If you have ever considered either raising investment on, or investing via, Seedrs, you will likely have heard of the ‘Seedrs Secondary Market’. Here we take a look at what you should know about it before investing.
A secondary market allows prospective investors to invest in a business even if they may not be currently fundraising, or sell one’s shares in a company earlier than would otherwise be possible – all without the issuing company’s intervention.
Prior to the introduction of secondary markets, investors had to hold their shares until the company either held an IPO or a private sale occurred. Both of which could take several years.

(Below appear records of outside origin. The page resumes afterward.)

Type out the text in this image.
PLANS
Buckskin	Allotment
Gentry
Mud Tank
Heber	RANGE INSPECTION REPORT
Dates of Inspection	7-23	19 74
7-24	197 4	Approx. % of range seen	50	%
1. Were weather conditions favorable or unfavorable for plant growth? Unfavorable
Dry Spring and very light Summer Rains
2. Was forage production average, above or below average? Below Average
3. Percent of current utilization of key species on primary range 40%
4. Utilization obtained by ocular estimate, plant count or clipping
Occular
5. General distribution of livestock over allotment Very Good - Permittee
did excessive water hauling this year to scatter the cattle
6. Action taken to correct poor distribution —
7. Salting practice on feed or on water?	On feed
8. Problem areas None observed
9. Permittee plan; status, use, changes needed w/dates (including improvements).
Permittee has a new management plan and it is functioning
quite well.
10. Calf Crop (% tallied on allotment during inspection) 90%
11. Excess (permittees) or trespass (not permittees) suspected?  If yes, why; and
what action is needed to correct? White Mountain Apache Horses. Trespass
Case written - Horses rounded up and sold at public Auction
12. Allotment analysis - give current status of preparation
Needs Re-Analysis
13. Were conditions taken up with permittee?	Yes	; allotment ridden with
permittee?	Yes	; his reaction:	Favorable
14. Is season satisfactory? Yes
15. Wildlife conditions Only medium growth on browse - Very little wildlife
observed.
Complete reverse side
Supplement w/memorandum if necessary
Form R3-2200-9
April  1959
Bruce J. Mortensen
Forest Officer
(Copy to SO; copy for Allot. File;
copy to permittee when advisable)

The secondary market offers investors an opportunity to make good gains in a much shorter investment period, offering equity from existing shareholders, where prospective investors can buy shares of the company from “sellers”. This differs from a primary market where ‘new’ equity is issued by the company itself. Investing in early-stage companies was historically a highly illiquid asset class, however, secondary markets ensure liquidity for the investor.
Seedrs Secondary Market is the UK’s only early-stage equity secondary market. At launch, the platform facilitated buying and selling shares of businesses that had previously raised capital on Seedrs. Since then, Seedrs has allowed private companies who hadn’t raised capital on the platform before to list existing shares and present shareholders with liquidity.
An investor may have already enjoyed healthy returns, therefore the Seedrs Secondary Market allows them to realise their gains without having to wait for the company to undergo a significant liquidity event. The Seedrs Secondary Market is open for one week each month, incentivising investors through this time-limited strategy.
There are two types of secondaries listed on Seedrs; Company-led secondaries, a liquidity opportunity managed by the original share issuing company, and Shareholder Secondaries, a share sale where the company in which the shares are being sold is not directly handling the transaction.
A shareholder secondary facilitated by Seedrs secondary market works in the following steps:
When a company raises funds on Seedrs, the fair value market price per share is set during that funding round. After the raise is complete, companies undergo a regular assessment to determine if that price should be revalued up, down, or stay the same. Through the shareholder agreement a company signs with Seedrs during their raise, it allows Seedrs to continue to monitor the company and ensure that the fair market value is up-to-date and accurate.